You see, I’m having some issues with a proposed deadline. Writers always do this, we give ourselves a deadline, and when we do, suddenly, it’s okay to procrastinate, because honestly, we’ve got ALL THAT TIME, right? Wrong. My particular issue is that I have set a self-imposed deadline for July as the publication month of my first story, which will be part of my Kurylian Saga.
The only issue is, while I’m on the third draft, I’m still having issues with the plot, and it’s THREE MONTHS until the deadline! Not only that, but an issue with my past due rent has come up, and I may have to take a second job! As everyone knows, work takes away time from writing. Which is what I’m worried about.
How can I possibly balance life and work, the demands of all of my friends (who are more like family, to me) and the demands of my writerly career as well? It’s all well and good to tell friends to hush up during NaNoWriMo once a year, but this? They might decide that I’m not worth the trouble, that I’m not around enough, and that means I could lose friends. I…I don’t deal well with losing those I care about.

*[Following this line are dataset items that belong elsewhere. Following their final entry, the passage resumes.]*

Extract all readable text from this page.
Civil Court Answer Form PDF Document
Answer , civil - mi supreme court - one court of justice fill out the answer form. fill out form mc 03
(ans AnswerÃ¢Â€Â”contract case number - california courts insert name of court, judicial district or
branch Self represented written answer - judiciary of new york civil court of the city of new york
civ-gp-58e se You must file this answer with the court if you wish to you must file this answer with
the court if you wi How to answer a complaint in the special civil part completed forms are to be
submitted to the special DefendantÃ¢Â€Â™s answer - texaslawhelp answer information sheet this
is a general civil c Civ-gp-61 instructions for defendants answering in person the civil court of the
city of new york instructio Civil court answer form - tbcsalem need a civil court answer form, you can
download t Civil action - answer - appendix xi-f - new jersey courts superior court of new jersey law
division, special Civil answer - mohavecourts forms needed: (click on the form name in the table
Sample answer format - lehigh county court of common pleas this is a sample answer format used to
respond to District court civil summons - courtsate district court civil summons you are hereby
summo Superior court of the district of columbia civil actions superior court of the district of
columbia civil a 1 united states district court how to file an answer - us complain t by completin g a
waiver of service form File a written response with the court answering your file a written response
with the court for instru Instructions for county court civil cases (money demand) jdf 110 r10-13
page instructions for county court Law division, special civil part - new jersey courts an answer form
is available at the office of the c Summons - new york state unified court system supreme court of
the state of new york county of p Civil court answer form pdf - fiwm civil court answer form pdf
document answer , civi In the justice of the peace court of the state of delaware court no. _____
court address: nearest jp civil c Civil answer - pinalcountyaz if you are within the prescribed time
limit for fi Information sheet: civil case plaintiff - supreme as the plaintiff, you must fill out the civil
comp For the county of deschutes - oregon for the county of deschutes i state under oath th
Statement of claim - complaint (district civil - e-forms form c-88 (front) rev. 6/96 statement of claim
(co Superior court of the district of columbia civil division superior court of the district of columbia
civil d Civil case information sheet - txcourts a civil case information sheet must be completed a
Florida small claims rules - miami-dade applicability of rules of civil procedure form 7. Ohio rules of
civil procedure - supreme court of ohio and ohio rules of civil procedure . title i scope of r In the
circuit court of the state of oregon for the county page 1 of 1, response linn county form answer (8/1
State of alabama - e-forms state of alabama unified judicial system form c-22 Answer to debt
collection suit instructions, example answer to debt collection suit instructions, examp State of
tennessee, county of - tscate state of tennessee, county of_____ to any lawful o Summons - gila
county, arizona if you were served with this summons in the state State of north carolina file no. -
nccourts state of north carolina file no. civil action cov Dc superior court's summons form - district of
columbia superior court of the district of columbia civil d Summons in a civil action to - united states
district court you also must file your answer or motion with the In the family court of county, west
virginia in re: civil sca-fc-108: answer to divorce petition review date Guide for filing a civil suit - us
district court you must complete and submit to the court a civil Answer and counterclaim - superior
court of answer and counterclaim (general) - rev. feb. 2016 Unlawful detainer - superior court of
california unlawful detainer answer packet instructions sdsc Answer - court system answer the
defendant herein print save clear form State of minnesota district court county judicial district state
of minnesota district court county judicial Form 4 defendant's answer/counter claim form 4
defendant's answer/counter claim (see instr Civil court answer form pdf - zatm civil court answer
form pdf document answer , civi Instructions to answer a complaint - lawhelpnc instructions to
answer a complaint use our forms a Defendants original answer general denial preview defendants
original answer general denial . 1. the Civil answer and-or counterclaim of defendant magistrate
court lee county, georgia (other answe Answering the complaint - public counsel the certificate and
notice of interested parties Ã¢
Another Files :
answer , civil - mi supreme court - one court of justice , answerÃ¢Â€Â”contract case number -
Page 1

And on top of all of this that is causing me insecurity, I’m considering switching the protagonist of my book from one character to another, which, this late in the game, is pretty much guaranteed to make me late for my deadline. But what else can I do, when I’m finding it impossible to write one character, while the other is screaming at me inside my mind to tell their story? The only issue is, I don’t want to tell that story so straight out, I don’t want to give him his limelight yet, because it’ll be so much more dramatic if I stick with the way I’ve planned it!
But this book, this first book, is SO. BORING. I don’t know what to do. As you can see, I am a very insecure writer indeed. ^.^; But the bright side, I think, is that I’m at least still working on it. I’ve adopted the ‘write even if it’s a sentence’ method of writing, which has helped a little bit, as anyone who’s been keeping up with my Weekly Writing Update series can see.
Any advice would be more than welcome, or even if it’s just commiserating about deadlines and uncooperative family/friends/life in general.